The ending seems to be there because it is a cool idea, and it flatly contradicts something that happened in an earlier story. As always though, Baker is great; giving his all to the poorest material.
The final disc has two oddities. Expedition Earth is a BBC schools radio programme starring Tom Baker and Sladen, which involves them flitting through time from the birth of the solar system. While doing this, they encounter an alien who does nothing but shout about things. The story is just a hook to hang descriptions of the various states of the Earth upon as Baker explains them to Sladen (and the listening child). It’s surprisingly fun- mainly because of the nostalgia of listening to a school broadcast for the first time in decades!
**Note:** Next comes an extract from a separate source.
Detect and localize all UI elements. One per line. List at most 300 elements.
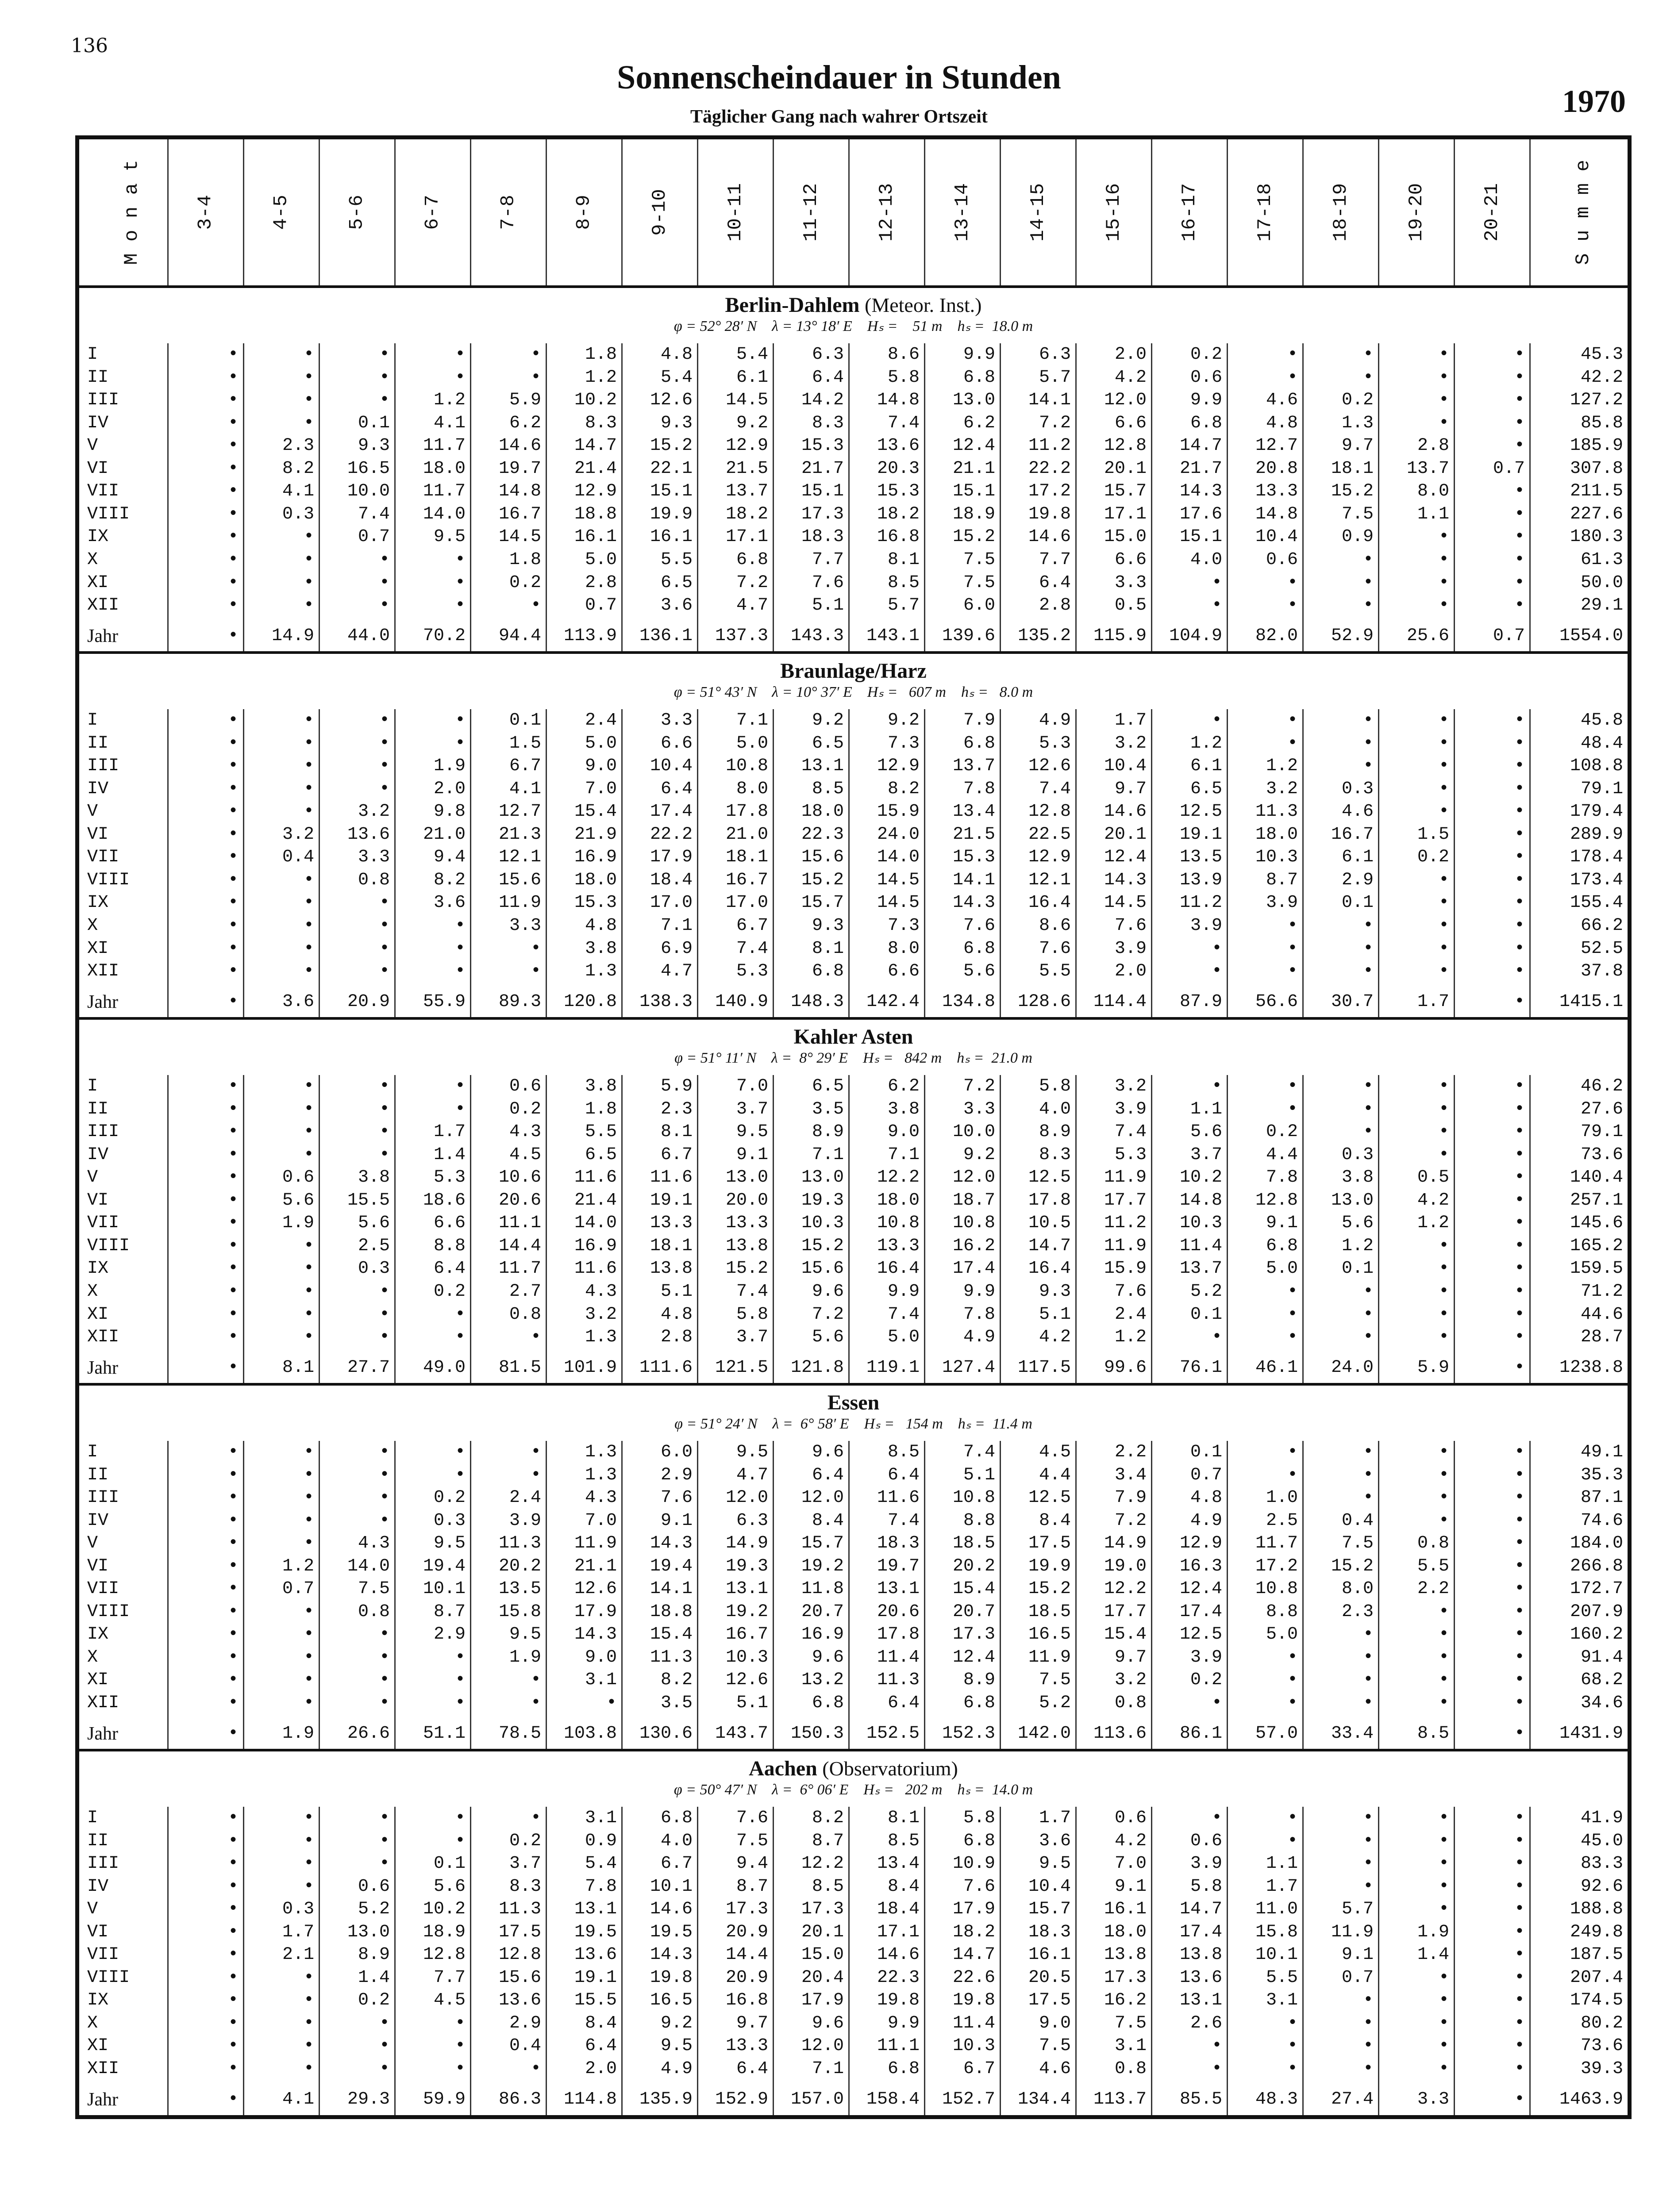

Finally, Whatever Happened to Susan Foreman, has an impressive cast lead by Jane Asher, and features a cameo from the mighty Claire Rainer. It has problems for the… ‘dedicated’ Who fan, some of which are pretty big howlers. There are factual errors- the play states that Ian and Barbara were left back seconds after they left with the Doctor, when in actual fact he left them back two years later. The comedy is hit and miss, but some jokes are corkers. Again, as with Expedition Earth, this is worth it for the curiosity factor.
All in all, this is not as strong a set as the lost TV episodes, but worth it for the dedicated Whovian.